Imaginez un instant : il y a encore quelques années, les cryptomonnaies étaient vues comme une menace potentielle pour tout le système financier américain. Aujourd’hui, en cette fin 2025, elles sont reléguées au rang de simple évolution à surveiller. Ce revirement spectaculaire du Financial Stability Oversight Council marque-t-il le début d’une ère nouvelle pour le secteur crypto aux États-Unis ?
Ce changement n’est pas tombé du ciel. Il résulte d’une série de décisions politiques et réglementaires qui ont transformé le paysage en quelques mois seulement. Plongeons ensemble dans cette actualité brûlante qui pourrait bien redessiner les contours de l’adoption institutionnelle des actifs numériques.
Le FSOC change radicalement de ton sur les cryptomonnaies
Le rapport annuel 2025 du Financial Stability Oversight Council (FSOC) vient de créer la surprise. Pour la première fois depuis trois ans, les actifs numériques ne figurent plus parmi les “vulnérabilités” du système financier. Ils passent dans la catégorie neutre des “développements de marché significatifs à surveiller”.
Ce n’est pas une simple nuance sémantique. Cette reclassification enlève un stigmate macroprudentiel qui freinait jusqu’ici les grandes institutions financières américaines. Banques, assureurs et fonds de pension peuvent désormais envisager des expositions plus directes sans craindre une surveillance renforcée.
Le rapport met en avant l’adoption institutionnelle croissante, notamment via les ETF spot Bitcoin et Ethereum, ainsi que la tokenisation d’actifs traditionnels. Les stablecoins adossés au dollar sont même présentés comme un soutien potentiel à la domination internationale du billet vert.
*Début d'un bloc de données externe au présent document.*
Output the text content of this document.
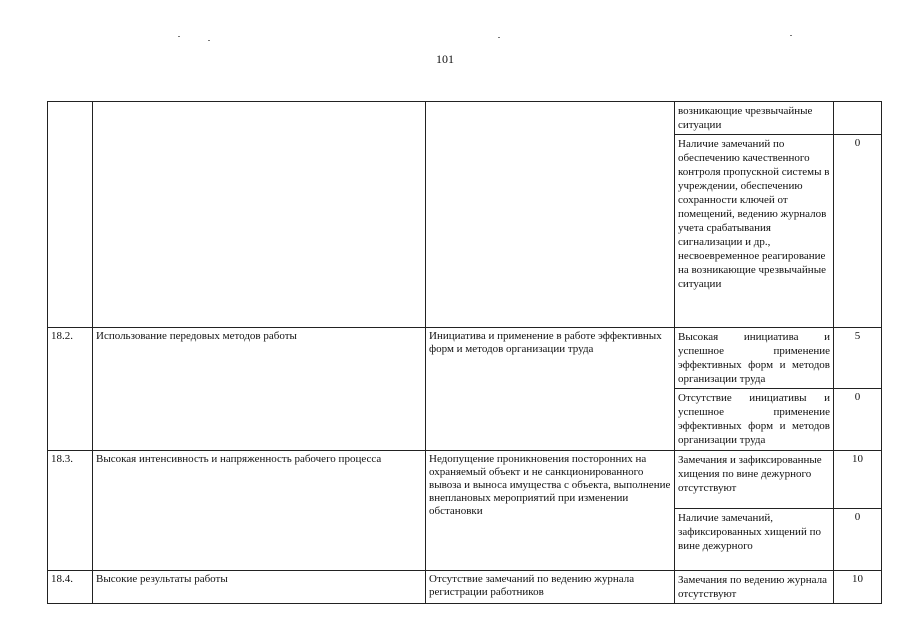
101
			возникающие чрезвычайные ситуации	
			Наличие замечаний по обеспечению качественного контроля пропускной системы в учреждении, обеспечению сохранности ключей от помещений, ведению журналов учета срабатывания сигнализации и др., несвоевременное реагирование на возникающие чрезвычайные ситуации	0
18.2.	Использование передовых методов работы	Инициатива и применение в работе эффективных форм и методов организации труда	Высокая инициатива и успешное применение эффективных форм и методов организации труда	5
			Отсутствие инициативы и успешное применение эффективных форм и методов организации труда	0
18.3.	Высокая интенсивность и напряженность рабочего процесса	Недопущение проникновения посторонних на охраняемый объект и не санкционированного вывоза и выноса имущества с объекта, выполнение внеплановых мероприятий при изменении обстановки	Замечания и зафиксированные хищения по вине дежурного отсутствуют	10
			Наличие замечаний, зафиксированных хищений по вине дежурного	0
18.4.	Высокие результаты работы	Отсутствие замечаний по ведению журнала регистрации работников	Замечания по ведению журнала отсутствуют	10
Le catalogue des vulnérabilités n’est pas suffisant. La croissance économique à long terme est intégrale à la stabilité financière.
Scott Bessent, Secrétaire au Trésor
D’où vient ce revirement spectaculaire ?
Pour comprendre cette évolution, il faut remonter à l’époque Biden. En 2022, sous l’influence de l’Executive Order 14067, le FSOC concluait que les activités crypto “pourraient poser des risques à la stabilité du système financier américain”. Le rapport appelait alors à une nouvelle législation sur les marchés spot et les stablecoins.
Les années 2023 et 2024 maintenaient cette ligne dure. Les cryptomonnaies étaient explicitement listées comme vulnérabilité, avec des mises en garde sur la volatilité des prix, l’effet de levier excessif, l’interconnexion des plateformes et surtout le risque de ruées sur les stablecoins.
2025 marque une rupture totale. Le rapport ne formule aucune recommandation spécifique sur les actifs numériques et ne manifeste aucune préoccupation explicite. Les régulateurs ont même “retiré leurs avertissements généraux” aux institutions financières concernant leur implication dans la crypto.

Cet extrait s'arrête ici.